Michigan's economic prosperity has long depended on a strong manufacturing sector, but that no longer is the case, say researchers at U-M and Michigan Future Inc.

"Manufacturing, historically a high-wage industry, is viewed as an irreplaceable mass pathway to the middle class, although it now accounts for less than 17 percent of all jobs in Michigan," says Donald Grimes, an economist at the Institute of Labor and Industrial Relations, part of the Business School and School of Social Work.

"Fears that the decline of manufacturing employment will lead to substantial decline of middle-class jobs or an overall slowdown of the economy appear to be exaggerated, if not unwarranted."

New research by Grimes and colleague Lou Glazer, president of Michigan Future Inc., strongly suggests that a concentration of high-paying, knowledge-based industries, rather than manufacturing, is now the most reliable pathway to prosperity for Michigan and other states.

In fact, the data show that Michigan has done much better than the nation in manufacturing since 1990—losing jobs at a slower rate—but total employment in the state grew much more slowly than the rest of the country because Michigan has lagged far behind in creating both high-and low-paying service sector jobs.

In their study, "A New Path to Prosperity? Manufacturing and Knowledge-Based Industries as Drivers of Economic Growth," Grimes and Glazer compare Michigan's economic performance with those of other states from 1969 to 2001. They also compare manufacturing as an engine of economic growth with high-paying, knowledge-based industries, such as information, financial activities, professional and technical services, and management of companies.

According to the study, Michigan's per capita income from 1969 to 2001 grew nearly 12 percent slower than the national average. Only four states had a worse performance. Its share of employment earnings from manufacturing—third-highest in the nation—was 10 percentage points greater than the national average, while its share from high-paying, knowledge-based industries was 3.5 percentage points below the national level (21st in the nation).

"Michigan's performance is consistent with that of other states," Glazer says. "States with higher shares of employment earnings from manufacturing, by and large, have per capita income below the national average, while states with higher shares of employment earnings from high-paying, knowledge-based industries almost always have incomes greater than the national average."

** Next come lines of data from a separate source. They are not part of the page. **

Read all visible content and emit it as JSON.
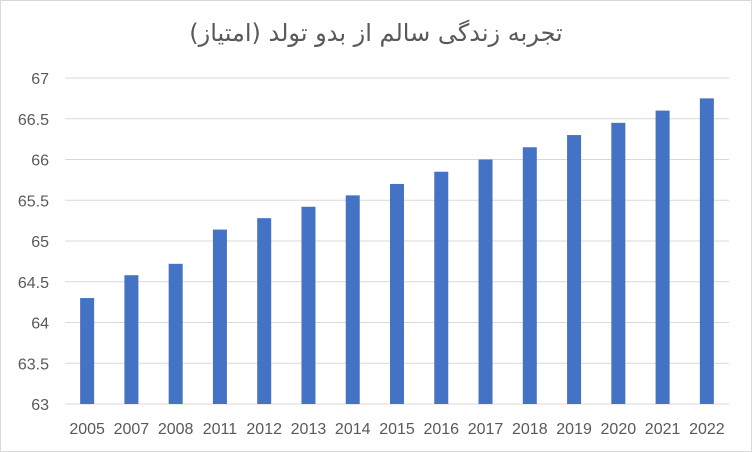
{
  "chart_data": {
    "type": "bar",
    "title": "تجربه زندگی سالم از بدو تولد (امتیاز)",
    "xlabel": "",
    "ylabel": "",
    "categories": [
      "2005",
      "2007",
      "2008",
      "2011",
      "2012",
      "2013",
      "2014",
      "2015",
      "2016",
      "2017",
      "2018",
      "2019",
      "2020",
      "2021",
      "2022"
    ],
    "values": [
      64.3,
      64.58,
      64.72,
      65.14,
      65.28,
      65.42,
      65.56,
      65.7,
      65.85,
      66.0,
      66.15,
      66.3,
      66.45,
      66.6,
      66.75
    ],
    "ylim": [
      63,
      67
    ],
    "yticks": [
      "63",
      "63.5",
      "64",
      "64.5",
      "65",
      "65.5",
      "66",
      "66.5",
      "67"
    ],
    "grid": true,
    "legend": "none",
    "colors": {
      "bar": "#4472C4",
      "grid": "#d9d9d9",
      "text": "#595959"
    }
  }
}
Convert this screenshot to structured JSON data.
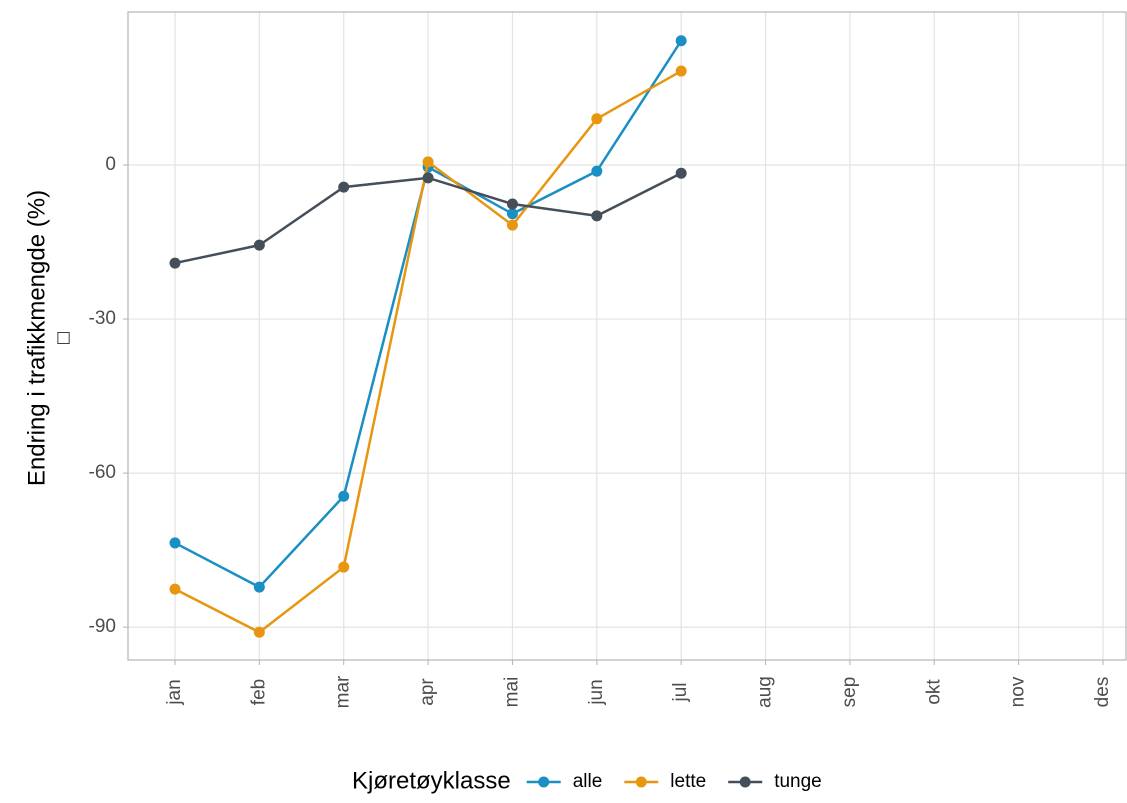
{
  "chart_data": {
    "type": "line",
    "ylabel": "Endring i trafikkmengde (%)",
    "ylabel_note": "□",
    "categories": [
      "jan",
      "feb",
      "mar",
      "apr",
      "mai",
      "jun",
      "jul",
      "aug",
      "sep",
      "okt",
      "nov",
      "des"
    ],
    "series": [
      {
        "name": "alle",
        "color": "#1a8fc4",
        "values": [
          -73.6,
          -82.2,
          -64.5,
          -0.4,
          -9.5,
          -1.2,
          24.2,
          null,
          null,
          null,
          null,
          null
        ]
      },
      {
        "name": "lette",
        "color": "#e8960f",
        "values": [
          -82.6,
          -91.0,
          -78.3,
          0.6,
          -11.7,
          9.0,
          18.3,
          null,
          null,
          null,
          null,
          null
        ]
      },
      {
        "name": "tunge",
        "color": "#444f5a",
        "values": [
          -19.1,
          -15.6,
          -4.3,
          -2.5,
          -7.6,
          -9.9,
          -1.6,
          null,
          null,
          null,
          null,
          null
        ]
      }
    ],
    "ylim": [
      -96.4,
      29.8
    ],
    "yticks": [
      -90,
      -60,
      -30,
      0
    ],
    "grid": true,
    "legend_title": "Kjøretøyklasse",
    "legend_position": "bottom"
  }
}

The study found that 12 of the 13 states with employment earnings shares from high-paying, knowledge-based industries greater than the national average had 2001 per capita income above the national level, and all of the 15 states where the share of employment earnings from manufacturing is greater than from high-paying, knowledge-based industries had 2001 per capita income below the national average (this includes Michigan).